Frameworks - Libraries

  • What 3rd party frameworks/libraries are you considering using?

    • Express, Node, React, pandas, numpy, scikit-learn, spacy, Keras, Goodreads API (possibly), BeautifulSoup, Google Books API (possibly) , OpenLibrary API
  • Do APIs require you to contact its maintainer to gain access?

  • Are you required to pay to use the API?

    • No
  • Have you considered using Apple Frameworks? (MapKit, Healthkit, ARKit?) For Data Scientists

  • Describe the Established data source with at least rough data able to be provided on day 1.

  • Use Goodreads/Google Books API along with scraped data

  • You can gather information about the data set you’ll be working with from the project description. Be sure to collaborate with your PM, and your Backend Architect to chat about the resources you have.

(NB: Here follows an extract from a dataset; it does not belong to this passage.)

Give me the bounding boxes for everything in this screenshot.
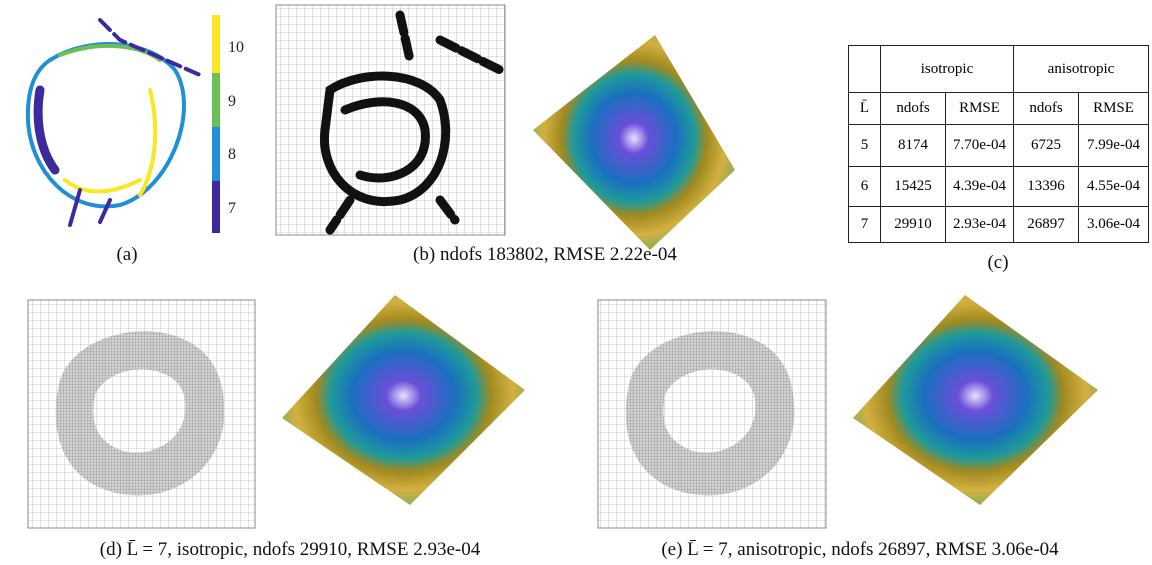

  • Write a description for what the DS problem is (what uncertainty/prediction are we trying to do here? Sentiment analysis? Why is this a useful solution to a problem?)

    • We are going
  • A target (e.g. JSON format or such) for output that DS students can deliver to web/other students for them to ingest and use in the app

Target Audience

  • Who is your target audience? Be specific. Readers who are looking for book recs but who don’t have enough time to look through all the books out there.

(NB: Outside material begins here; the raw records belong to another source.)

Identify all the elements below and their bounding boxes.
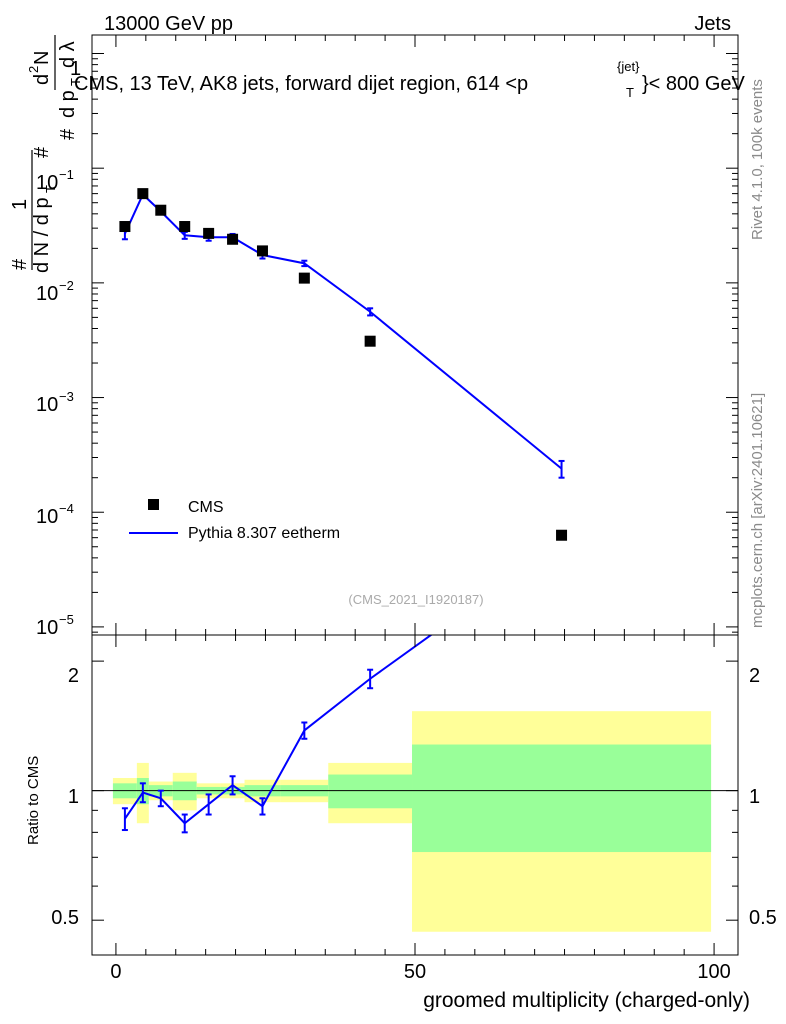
title-prefix: CMS, 13 TeV, AK8 jets, forward dijet reg… bbox=[74, 73, 528, 95]
ratio-tick-label-2-left: 2 bbox=[68, 665, 79, 687]
stat-uncertainty-band-9 bbox=[412, 744, 712, 853]
stat-uncertainty-band-8 bbox=[328, 774, 413, 809]
svg-text:10: 10 bbox=[36, 394, 58, 416]
cms-point-5 bbox=[227, 233, 239, 245]
ratio-tick-label-2-right: 2 bbox=[749, 665, 760, 687]
cms-series bbox=[119, 188, 568, 541]
title-superscript: {jet} bbox=[617, 59, 640, 74]
y-tick-label-1e-5: 10 −5 bbox=[36, 612, 74, 639]
plot-title: CMS, 13 TeV, AK8 jets, forward dijet reg… bbox=[74, 59, 746, 100]
svg-text:d N / d p: d N / d p bbox=[31, 197, 53, 273]
svg-text:2: 2 bbox=[26, 66, 41, 73]
title-suffix: }< 800 GeV bbox=[642, 73, 746, 95]
ratio-y-tick-labels: 2 1 0.5 2 1 0.5 bbox=[51, 665, 777, 929]
ratio-pythia-series bbox=[121, 635, 433, 834]
ratio-pythia-line bbox=[124, 635, 433, 825]
ratio-pythia-errorbar-6 bbox=[259, 797, 266, 816]
cms-point-8 bbox=[364, 335, 376, 347]
ratio-pythia-errorbar-8 bbox=[367, 668, 374, 690]
svg-text:10: 10 bbox=[36, 172, 58, 194]
y-tick-label-1e-3: 10 −3 bbox=[36, 389, 74, 416]
svg-text:−5: −5 bbox=[59, 612, 74, 627]
pythia-series bbox=[121, 190, 565, 479]
header-jets-label: Jets bbox=[694, 13, 731, 35]
y-tick-label-1: 1 bbox=[70, 58, 81, 80]
svg-text:N: N bbox=[31, 51, 53, 65]
pythia-errorbar-8 bbox=[367, 307, 374, 317]
title-subscript: T bbox=[626, 85, 634, 100]
ratio-tick-label-1-left: 1 bbox=[68, 786, 79, 808]
ratio-tick-label-05-left: 0.5 bbox=[51, 907, 79, 929]
y-tick-label-1e-2: 10 −2 bbox=[36, 278, 74, 305]
mcplots-reference-label: mcplots.cern.ch [arXiv:2401.10621] bbox=[749, 393, 766, 628]
rivet-version-label: Rivet 4.1.0, 100k events bbox=[749, 79, 766, 240]
legend: CMS Pythia 8.307 eetherm bbox=[129, 499, 340, 542]
svg-text:#: # bbox=[57, 128, 79, 140]
svg-text:−1: −1 bbox=[59, 167, 74, 182]
ratio-pythia-errorbar-0 bbox=[121, 807, 128, 832]
main-plot-frame bbox=[91, 34, 739, 636]
svg-text:10: 10 bbox=[36, 283, 58, 305]
header-energy-label: 13000 GeV pp bbox=[104, 13, 233, 35]
legend-cms-label: CMS bbox=[188, 499, 224, 516]
cms-point-9 bbox=[556, 529, 568, 541]
svg-text:d λ: d λ bbox=[57, 41, 79, 68]
svg-text:d: d bbox=[31, 74, 53, 85]
x-tick-label-50: 50 bbox=[404, 961, 426, 983]
ratio-ylabel: Ratio to CMS bbox=[25, 756, 42, 845]
cms-point-2 bbox=[155, 204, 167, 216]
legend-pythia-label: Pythia 8.307 eetherm bbox=[188, 525, 340, 542]
axis-ticks bbox=[92, 35, 738, 955]
y-tick-label-1e-1: 10 −1 bbox=[36, 167, 74, 194]
legend-cms-marker bbox=[148, 499, 159, 510]
main-y-tick-labels: 1 10 −1 10 −2 10 −3 10 −4 10 −5 bbox=[36, 58, 81, 639]
svg-text:T: T bbox=[68, 78, 83, 86]
svg-text:T: T bbox=[43, 185, 58, 193]
ratio-uncertainty-bands bbox=[112, 711, 712, 932]
ratio-tick-label-05-right: 0.5 bbox=[749, 907, 777, 929]
svg-text:10: 10 bbox=[36, 617, 58, 639]
main-ylabel: # 1 d N / d p T # d 2 N # d p T d λ bbox=[9, 35, 83, 273]
cms-point-4 bbox=[203, 227, 215, 239]
svg-text:#: # bbox=[9, 258, 31, 270]
svg-text:10: 10 bbox=[36, 506, 58, 528]
ratio-tick-label-1-right: 1 bbox=[749, 786, 760, 808]
svg-text:−3: −3 bbox=[59, 389, 74, 404]
ratio-pythia-errorbar-3 bbox=[181, 813, 188, 834]
cms-point-3 bbox=[179, 221, 191, 233]
svg-text:1: 1 bbox=[9, 199, 31, 210]
x-tick-label-100: 100 bbox=[697, 961, 730, 983]
x-tick-label-0: 0 bbox=[110, 961, 121, 983]
ratio-pythia-errorbar-2 bbox=[157, 789, 164, 808]
pythia-line bbox=[123, 192, 563, 470]
analysis-watermark: (CMS_2021_I1920187) bbox=[348, 592, 483, 607]
pythia-errorbar-7 bbox=[301, 259, 308, 268]
svg-text:−4: −4 bbox=[59, 501, 74, 516]
pythia-errorbar-9 bbox=[558, 459, 565, 479]
ratio-pythia-errorbar-7 bbox=[301, 721, 308, 740]
svg-text:#: # bbox=[31, 146, 53, 158]
x-axis-label: groomed multiplicity (charged-only) bbox=[423, 989, 750, 1012]
ratio-pythia-errorbar-1 bbox=[139, 782, 146, 804]
cms-point-7 bbox=[298, 272, 310, 284]
cms-point-1 bbox=[137, 188, 149, 200]
x-tick-labels: 0 50 100 bbox=[110, 961, 730, 983]
svg-text:d p: d p bbox=[57, 90, 79, 118]
svg-text:−2: −2 bbox=[59, 278, 74, 293]
ratio-pythia-errorbar-5 bbox=[229, 775, 236, 796]
cms-point-6 bbox=[256, 245, 268, 257]
y-tick-label-1e-4: 10 −4 bbox=[36, 501, 74, 528]
cms-point-0 bbox=[119, 221, 131, 233]
ratio-pythia-errorbar-4 bbox=[205, 793, 212, 816]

  • What feedback have you gotten from potential users? “Seems pretty dope” -anonymous user

  • Have you validated the problem and your solution with your target audience? How?

Users have run into the problem we described and they are excited with our solution.

Research

  • Research thoroughly before writing a single line of code. Solidify the features of your app conceptually before implementation. Spend the weekend researching so you can hit the ground running on Monday. Prototype Key Feature(s)

  • This is the “bread and butter” of the app, this is what makes your app yours. Calculate how long it takes to implement these features and triple the time estimated. That way you’ll have plenty of time to finish. It is preferred to drop features and spend more time working on your MVP features if needed. MVP: User provides a short description of a book the user would like to read, then the site provides a list of the top ten most similar books based on NLP sentiment analysis.